La manière de regarder la télévision, comme d’écouter la radio, se transforme. Des générations entières ont déserté, en France comme dans le monde entier, les écrans traditionnels. C'est un changement de paradigme qui s'opère. Des pratiques nouvelles émergent : la consommation en différé des programmes, mais aussi le goût pour la fabrication personnelle de sa télévision, faite de vidéos YouTube. L'émergence du gaming parmi les adolescents marque une rupture dans la notion même de programme, tout comme les promesses de la réalité virtuelle. Les télévisions du monde entier font face à un paradoxe : Internet a généralisé les vidéos, mais la notion de programme a été élargie bien au-delà de la télévision traditionnelle. D'ici quelques années, 30% à 40% de la consommation se feront de manière délinéarisée. Un paradoxe économique a pris la forme, alors que la création est exploitée par des plateformes délinéarisées toujours plus nombreuses, ce sont toujours les acteurs de la diffusion linéaire, les chaînes, qui financent les programmes.

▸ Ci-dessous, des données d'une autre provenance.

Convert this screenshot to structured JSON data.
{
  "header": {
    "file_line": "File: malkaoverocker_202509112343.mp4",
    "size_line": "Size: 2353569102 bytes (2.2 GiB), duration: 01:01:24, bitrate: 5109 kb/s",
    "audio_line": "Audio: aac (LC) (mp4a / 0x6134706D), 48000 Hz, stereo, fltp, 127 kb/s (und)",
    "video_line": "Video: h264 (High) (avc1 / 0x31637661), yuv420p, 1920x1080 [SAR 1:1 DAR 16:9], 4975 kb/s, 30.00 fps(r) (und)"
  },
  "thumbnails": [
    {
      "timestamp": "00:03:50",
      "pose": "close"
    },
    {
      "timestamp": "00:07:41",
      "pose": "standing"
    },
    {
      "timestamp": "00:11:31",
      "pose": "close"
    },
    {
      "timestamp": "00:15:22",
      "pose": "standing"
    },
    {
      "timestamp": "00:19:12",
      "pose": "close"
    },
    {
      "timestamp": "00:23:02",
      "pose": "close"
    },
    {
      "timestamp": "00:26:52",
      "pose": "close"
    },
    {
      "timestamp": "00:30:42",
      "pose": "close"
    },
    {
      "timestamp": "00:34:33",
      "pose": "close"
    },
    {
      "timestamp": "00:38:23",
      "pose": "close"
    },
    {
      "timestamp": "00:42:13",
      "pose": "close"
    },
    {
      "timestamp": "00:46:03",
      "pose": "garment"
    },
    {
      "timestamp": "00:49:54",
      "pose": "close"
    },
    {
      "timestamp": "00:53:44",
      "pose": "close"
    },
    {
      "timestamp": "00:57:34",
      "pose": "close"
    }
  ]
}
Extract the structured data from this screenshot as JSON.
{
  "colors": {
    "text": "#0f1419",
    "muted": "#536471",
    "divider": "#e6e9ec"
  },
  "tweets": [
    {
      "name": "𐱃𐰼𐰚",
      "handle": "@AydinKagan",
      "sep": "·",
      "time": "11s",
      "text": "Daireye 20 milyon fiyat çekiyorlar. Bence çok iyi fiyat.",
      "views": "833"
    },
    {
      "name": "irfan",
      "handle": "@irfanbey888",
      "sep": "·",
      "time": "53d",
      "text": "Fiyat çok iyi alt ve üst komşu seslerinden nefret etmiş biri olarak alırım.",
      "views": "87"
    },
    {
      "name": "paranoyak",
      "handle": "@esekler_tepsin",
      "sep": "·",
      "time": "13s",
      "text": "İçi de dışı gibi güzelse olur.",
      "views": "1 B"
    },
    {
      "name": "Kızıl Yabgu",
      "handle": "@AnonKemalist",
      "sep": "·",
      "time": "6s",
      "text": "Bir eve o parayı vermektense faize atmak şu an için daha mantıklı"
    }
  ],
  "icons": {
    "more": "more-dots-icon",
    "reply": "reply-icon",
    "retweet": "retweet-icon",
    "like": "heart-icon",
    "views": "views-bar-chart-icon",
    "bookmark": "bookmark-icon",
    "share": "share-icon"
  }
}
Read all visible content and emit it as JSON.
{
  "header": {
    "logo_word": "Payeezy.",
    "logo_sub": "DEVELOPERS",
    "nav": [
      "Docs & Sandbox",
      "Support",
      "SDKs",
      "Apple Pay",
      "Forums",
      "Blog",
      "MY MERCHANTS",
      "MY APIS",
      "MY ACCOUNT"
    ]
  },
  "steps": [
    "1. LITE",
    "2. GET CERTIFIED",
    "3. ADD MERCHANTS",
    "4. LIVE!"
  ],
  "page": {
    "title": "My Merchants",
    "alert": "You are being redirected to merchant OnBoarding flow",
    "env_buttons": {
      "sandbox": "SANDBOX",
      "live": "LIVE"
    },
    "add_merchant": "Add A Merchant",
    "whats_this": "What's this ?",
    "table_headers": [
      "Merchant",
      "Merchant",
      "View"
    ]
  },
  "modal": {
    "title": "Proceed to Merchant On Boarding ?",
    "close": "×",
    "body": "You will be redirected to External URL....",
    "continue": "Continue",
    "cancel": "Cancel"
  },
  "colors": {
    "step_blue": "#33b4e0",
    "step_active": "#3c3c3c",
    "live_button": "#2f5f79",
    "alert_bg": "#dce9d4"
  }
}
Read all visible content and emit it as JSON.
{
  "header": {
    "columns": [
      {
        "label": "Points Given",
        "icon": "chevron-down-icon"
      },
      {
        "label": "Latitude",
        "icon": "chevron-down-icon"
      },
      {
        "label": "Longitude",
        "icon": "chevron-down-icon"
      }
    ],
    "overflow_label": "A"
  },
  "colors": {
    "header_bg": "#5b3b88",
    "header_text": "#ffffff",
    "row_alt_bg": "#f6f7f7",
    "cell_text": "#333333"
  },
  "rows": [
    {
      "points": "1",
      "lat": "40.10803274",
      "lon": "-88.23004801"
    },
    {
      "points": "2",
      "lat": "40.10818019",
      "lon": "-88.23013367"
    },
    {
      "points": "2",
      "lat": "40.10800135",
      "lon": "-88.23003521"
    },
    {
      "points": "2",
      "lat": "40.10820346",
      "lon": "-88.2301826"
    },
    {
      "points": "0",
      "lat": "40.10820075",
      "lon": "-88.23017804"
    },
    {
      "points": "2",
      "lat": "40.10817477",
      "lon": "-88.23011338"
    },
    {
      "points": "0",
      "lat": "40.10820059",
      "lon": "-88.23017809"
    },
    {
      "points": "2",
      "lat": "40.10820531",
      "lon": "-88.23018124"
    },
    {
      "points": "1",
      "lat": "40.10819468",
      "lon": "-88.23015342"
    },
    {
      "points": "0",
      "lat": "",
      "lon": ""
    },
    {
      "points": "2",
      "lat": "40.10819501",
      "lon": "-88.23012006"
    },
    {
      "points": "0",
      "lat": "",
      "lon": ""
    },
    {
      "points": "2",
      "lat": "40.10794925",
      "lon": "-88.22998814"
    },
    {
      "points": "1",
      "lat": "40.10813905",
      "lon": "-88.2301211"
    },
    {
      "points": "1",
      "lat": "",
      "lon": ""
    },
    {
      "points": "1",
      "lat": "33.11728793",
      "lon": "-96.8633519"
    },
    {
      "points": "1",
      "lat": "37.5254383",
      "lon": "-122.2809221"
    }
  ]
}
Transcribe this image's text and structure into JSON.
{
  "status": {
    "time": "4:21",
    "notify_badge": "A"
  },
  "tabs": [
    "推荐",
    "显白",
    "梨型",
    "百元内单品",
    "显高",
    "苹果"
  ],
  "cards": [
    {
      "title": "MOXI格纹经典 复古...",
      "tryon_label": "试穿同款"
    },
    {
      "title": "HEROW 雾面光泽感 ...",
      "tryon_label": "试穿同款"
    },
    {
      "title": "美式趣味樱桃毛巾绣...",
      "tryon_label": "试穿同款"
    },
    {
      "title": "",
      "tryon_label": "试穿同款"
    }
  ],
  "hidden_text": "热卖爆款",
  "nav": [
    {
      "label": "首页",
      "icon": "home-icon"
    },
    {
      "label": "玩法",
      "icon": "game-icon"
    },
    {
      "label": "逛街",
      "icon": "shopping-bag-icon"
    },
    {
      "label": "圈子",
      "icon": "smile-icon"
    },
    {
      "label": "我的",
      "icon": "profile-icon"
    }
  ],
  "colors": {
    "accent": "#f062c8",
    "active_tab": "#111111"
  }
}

Dernier média de masse, la télévision est un enjeu de société. Elle seule offre un temps d'écoute collective et partagée. A l'heure de l'individualisation, elle est un vecteur de lien social. La télévision publique cherche le soutien des téléspectateurs, sans être obsédée par les résultats d'audience. Elle vise à représenter toutes les réalités et à constituer une « maison commune ». La Nation doit pouvoir se rassembler, s'écouter, dans une agora partagée. Réussir une télévision pour tous est le socle du service public.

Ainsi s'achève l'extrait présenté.